Plaintiff Hamilton Partners, L.P. challenged in the Delaware Chancery Court the fairness of a merger between a Nevada corporation, American HomePatient, Inc. (“New AHP”), a successor to a Delaware corporation of the same name (“AHP”), and Highland Capital Management, L.P. (“Highland”), which before the challenged transactions owned 48% of AHP’s stock and held most of its debt. The initial question was whether the validity of the actions was governed by Nevada law or by Delaware law. The Court said that most of the transactions took place under an agreement that was signed while the corporation was a Delaware corporation and that those transactions would be governed by Delaware law. However, transactions that were not approved by the Board until after the reincorporation in Nevada would be governed by Nevada law.
The Court then addressed whether the fairness of the merger should be determined under the business judgment rule or under the entire fairness test, which would apply if Highland was a controlling stockholder. The Court said that although there were prior Delaware decisions that made it possible that Highland’s 48% ownership interest alone might not have caused it to be viewed as a controlling person when determining whether the Board’s approval of the merger should be evaluated based on the business judgment rule or on the entire fairness test, the combination of Highland’s 48% stock interest and the fact that it had used its creditor position to force the corporation to engage in the series of transactions that was being challenged made it clear that Highland was a controlling person and that the entire fairness test should apply. Therefore, noting that it is almost never possible to dismiss a complaint in an instance in which the entire fairness test applies, the Court refused to dismiss the claim against Highland.
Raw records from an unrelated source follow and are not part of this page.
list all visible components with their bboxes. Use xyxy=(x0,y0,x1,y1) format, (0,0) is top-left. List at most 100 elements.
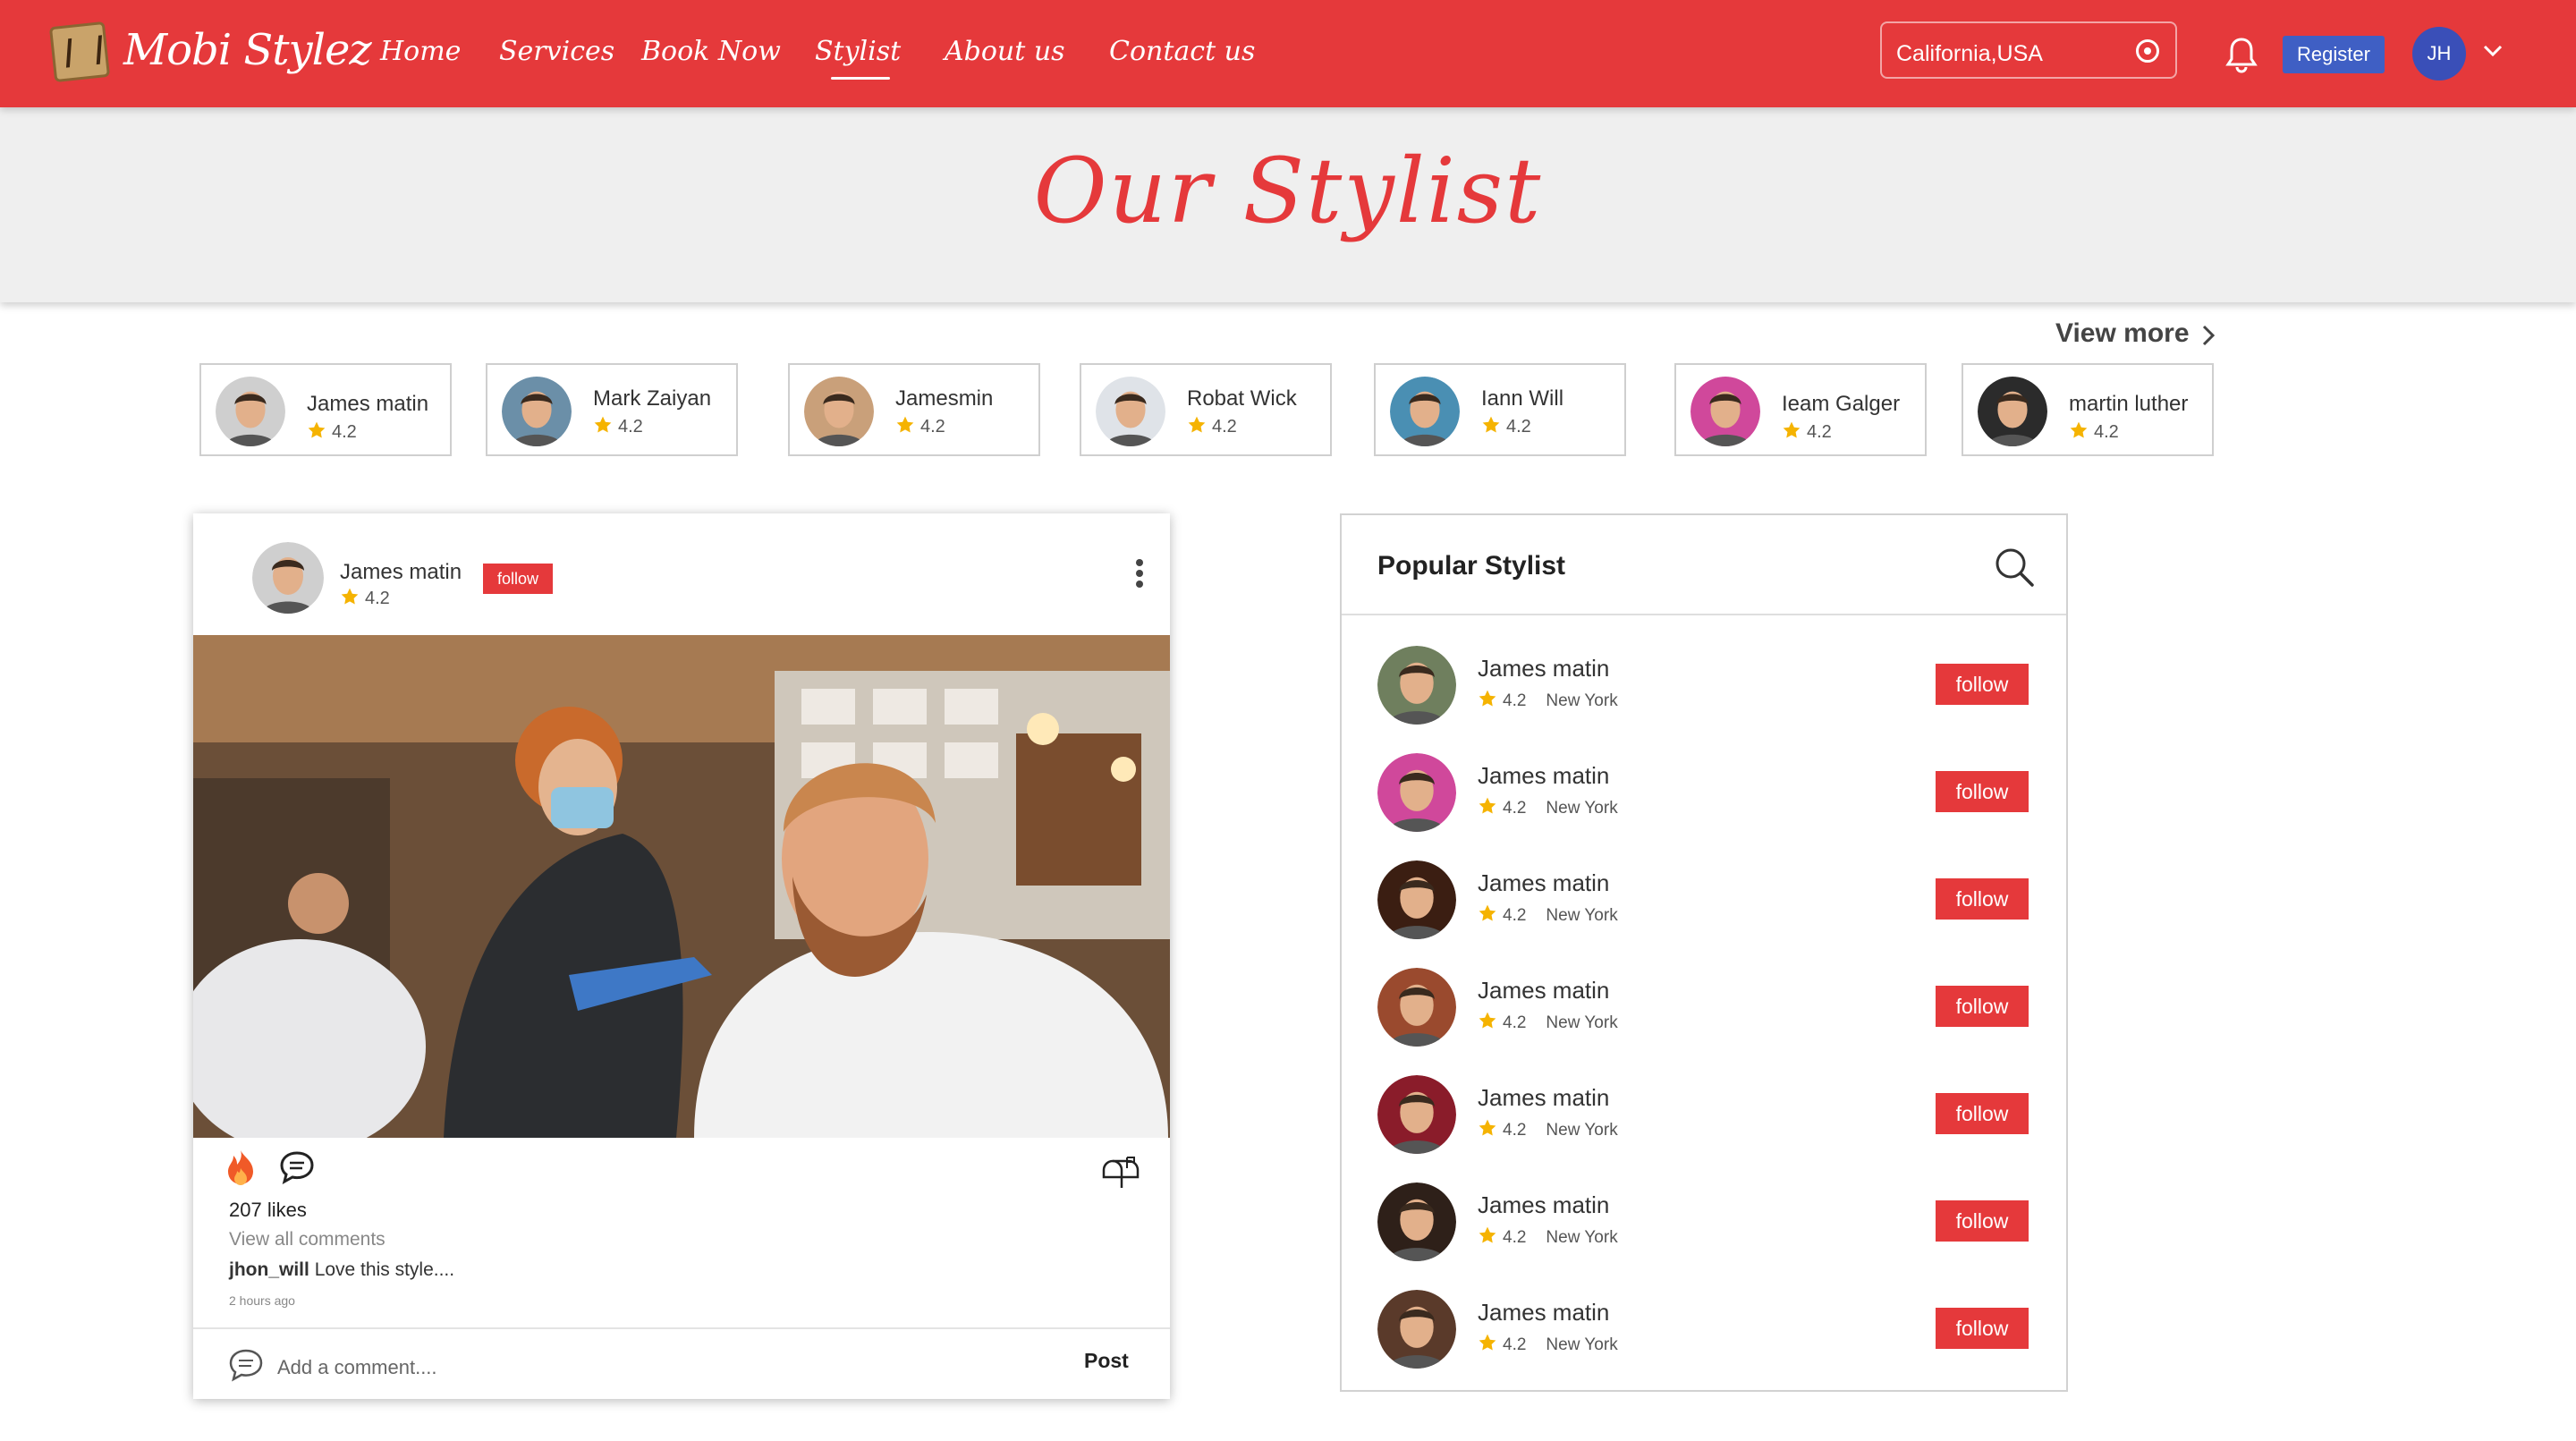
star-icon xyxy=(307,420,326,440)
popular-stylist-row[interactable]: James matin 4.2 New York follow xyxy=(1377,1075,2039,1157)
star-icon xyxy=(2069,420,2089,440)
popular-stylist-row[interactable]: James matin 4.2 New York follow xyxy=(1377,753,2039,835)
star-icon xyxy=(593,415,613,435)
location-target-icon[interactable] xyxy=(2136,39,2159,63)
nav-contact-us[interactable]: Contact us xyxy=(1109,36,1255,67)
stylist-card[interactable]: Ieam Galger 4.2 xyxy=(1674,363,1927,456)
add-comment-icon xyxy=(229,1349,263,1382)
popular-stylist-row[interactable]: James matin 4.2 New York follow xyxy=(1377,646,2039,728)
stylist-name: Mark Zaiyan xyxy=(593,386,712,411)
stylist-name: Ieam Galger xyxy=(1782,392,1901,416)
stylist-rating: 4.2 xyxy=(1782,420,1832,443)
location-field[interactable]: California,USA xyxy=(1880,21,2177,79)
search-icon[interactable] xyxy=(1993,546,2036,589)
post-author-avatar[interactable] xyxy=(252,542,324,614)
follow-button[interactable]: follow xyxy=(1936,986,2029,1027)
stylist-rating: 4.2 New York xyxy=(1478,689,1618,711)
popular-stylist-row[interactable]: James matin 4.2 New York follow xyxy=(1377,968,2039,1050)
star-icon xyxy=(1782,420,1801,440)
stylist-photo xyxy=(1096,377,1165,446)
stylist-card[interactable]: martin luther 4.2 xyxy=(1962,363,2214,456)
nav-book-now[interactable]: Book Now xyxy=(641,36,781,67)
star-icon xyxy=(1478,903,1497,923)
stylist-photo xyxy=(1690,377,1760,446)
register-button[interactable]: Register xyxy=(2283,36,2385,73)
stylist-rating: 4.2 xyxy=(1481,415,1531,437)
stylist-photo xyxy=(1377,1182,1456,1261)
stylist-photo xyxy=(1377,646,1456,725)
stylist-photo xyxy=(1377,968,1456,1047)
popular-stylist-row[interactable]: James matin 4.2 New York follow xyxy=(1377,860,2039,943)
view-all-comments-link[interactable]: View all comments xyxy=(229,1229,386,1250)
follow-button[interactable]: follow xyxy=(1936,878,2029,920)
nav-about-us[interactable]: About us xyxy=(945,36,1065,67)
stylist-photo xyxy=(216,377,285,446)
star-icon xyxy=(1478,1333,1497,1352)
view-more-link[interactable]: View more xyxy=(2055,318,2190,349)
stylist-card[interactable]: Mark Zaiyan 4.2 xyxy=(486,363,738,456)
stylist-city: New York xyxy=(1546,906,1618,925)
star-icon xyxy=(1478,1225,1497,1245)
stylist-name: Robat Wick xyxy=(1187,386,1297,411)
star-icon xyxy=(1478,1011,1497,1030)
post-follow-button[interactable]: follow xyxy=(483,564,553,594)
stylist-name: James matin xyxy=(1478,977,1610,1004)
stylist-card[interactable]: Jamesmin 4.2 xyxy=(788,363,1040,456)
stylist-name: James matin xyxy=(1478,1299,1610,1326)
stylist-card[interactable]: Iann Will 4.2 xyxy=(1374,363,1626,456)
logo-icon[interactable] xyxy=(48,21,111,83)
stylist-name: James matin xyxy=(307,392,429,416)
stylist-rating: 4.2 xyxy=(2069,420,2119,443)
stylist-photo xyxy=(804,377,874,446)
fire-icon[interactable] xyxy=(225,1149,256,1186)
bell-icon[interactable] xyxy=(2225,36,2258,73)
brand-name[interactable]: Mobi Stylez xyxy=(123,25,372,75)
stylist-name: martin luther xyxy=(2069,392,2189,416)
nav-home[interactable]: Home xyxy=(380,36,461,67)
stylist-city: New York xyxy=(1546,1335,1618,1354)
chevron-right-icon[interactable] xyxy=(2200,324,2216,347)
user-avatar[interactable]: JH xyxy=(2412,27,2466,81)
post-photo[interactable] xyxy=(193,635,1170,1138)
stylist-name: James matin xyxy=(1478,1191,1610,1218)
stylist-city: New York xyxy=(1546,799,1618,818)
comment-user[interactable]: jhon_will xyxy=(229,1259,309,1280)
stylist-rating: 4.2 New York xyxy=(1478,1118,1618,1140)
post-divider xyxy=(193,1327,1170,1329)
stylist-name: Iann Will xyxy=(1481,386,1564,411)
stylist-photo xyxy=(1377,860,1456,939)
post-comment-button[interactable]: Post xyxy=(1084,1349,1129,1373)
mailbox-icon[interactable] xyxy=(1100,1154,1141,1190)
nav-services[interactable]: Services xyxy=(499,36,614,67)
more-vertical-icon[interactable] xyxy=(1134,558,1145,589)
stylist-rating: 4.2 xyxy=(307,420,357,443)
add-comment-input[interactable] xyxy=(277,1352,814,1383)
popular-stylist-title: Popular Stylist xyxy=(1377,551,1566,581)
nav-stylist[interactable]: Stylist xyxy=(815,36,901,80)
chevron-down-icon[interactable] xyxy=(2483,41,2503,61)
follow-button[interactable]: follow xyxy=(1936,1093,2029,1134)
stylist-card[interactable]: James matin 4.2 xyxy=(199,363,452,456)
comment-icon[interactable] xyxy=(279,1150,315,1184)
stylist-rating: 4.2 New York xyxy=(1478,1011,1618,1033)
popular-stylist-row[interactable]: James matin 4.2 New York follow xyxy=(1377,1182,2039,1265)
stylist-rating: 4.2 New York xyxy=(1478,1333,1618,1355)
follow-button[interactable]: follow xyxy=(1936,1308,2029,1349)
stylist-card[interactable]: Robat Wick 4.2 xyxy=(1080,363,1332,456)
comment-text: Love this style.... xyxy=(314,1259,455,1280)
stylist-name: James matin xyxy=(1478,1084,1610,1111)
popular-stylist-row[interactable]: James matin 4.2 New York follow xyxy=(1377,1290,2039,1372)
star-icon xyxy=(1478,689,1497,708)
star-icon xyxy=(895,415,915,435)
stylist-rating: 4.2 xyxy=(593,415,643,437)
post-author-name[interactable]: James matin xyxy=(340,560,462,585)
stylist-rating: 4.2 New York xyxy=(1478,796,1618,818)
follow-button[interactable]: follow xyxy=(1936,664,2029,705)
stylist-rating: 4.2 xyxy=(895,415,945,437)
likes-count: 207 likes xyxy=(229,1199,307,1221)
comment-line: jhon_will Love this style.... xyxy=(229,1259,454,1281)
follow-button[interactable]: follow xyxy=(1936,1200,2029,1242)
follow-button[interactable]: follow xyxy=(1936,771,2029,812)
stylist-city: New York xyxy=(1546,1013,1618,1032)
stylist-photo xyxy=(1377,1075,1456,1154)
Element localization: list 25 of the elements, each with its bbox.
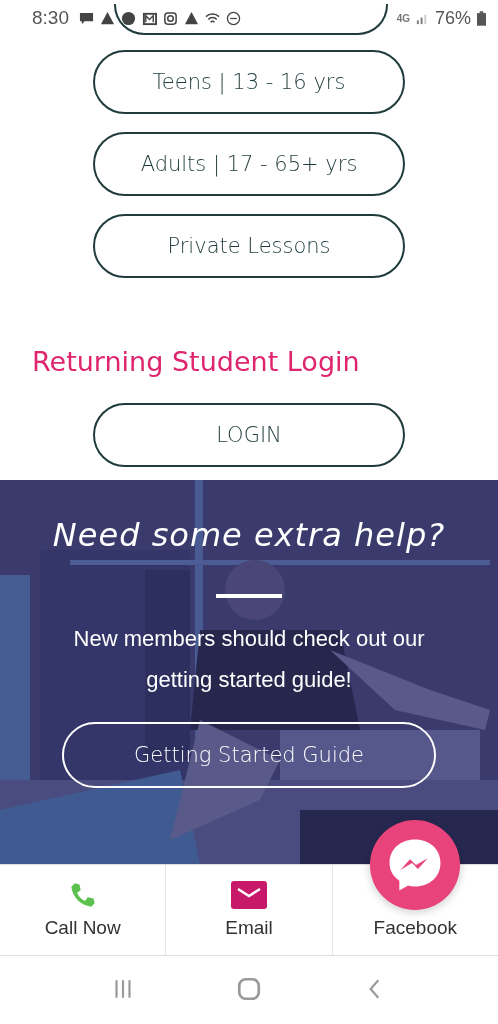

The Plaintiff also sued Joseph Furlong, the CEO and a director of AHP, claiming that he had a personal interest in the merger (he would receive a $6.5 million payment if it took place) and therefore his actions as a director should be evaluated under the entire fairness test. The Court said that because the Board consisted of three directors, and the other two directors, whose independence was not challenged and who were not claimed to have been dominated by Furlong, approved the merger, and their approval was governed by the business judgment rule, it made no difference whether Furlong’s approval was governed by the business judgment rule or was subject to the entire fairness test. The Court also pointed out that because the merger was approved by the Board after the corporation had reincorporated in Nevada, Furlong’s liability would be governed by a Nevada statute that exculpates a director from personal liability unless the director’s act or failure to act constituted a breach of fiduciary duties and the “breach of those duties involved intentional misconduct, fraud or a knowing violation of the law”. The Court found that the Plaintiff had not claimed that Furlong had been guilty of intentional misconduct, fraud or a knowing violation of law, and therefore Furlong was entitled to the protection of the Nevada exculpation statute. Accordingly, it dismissed the claims against Furlong.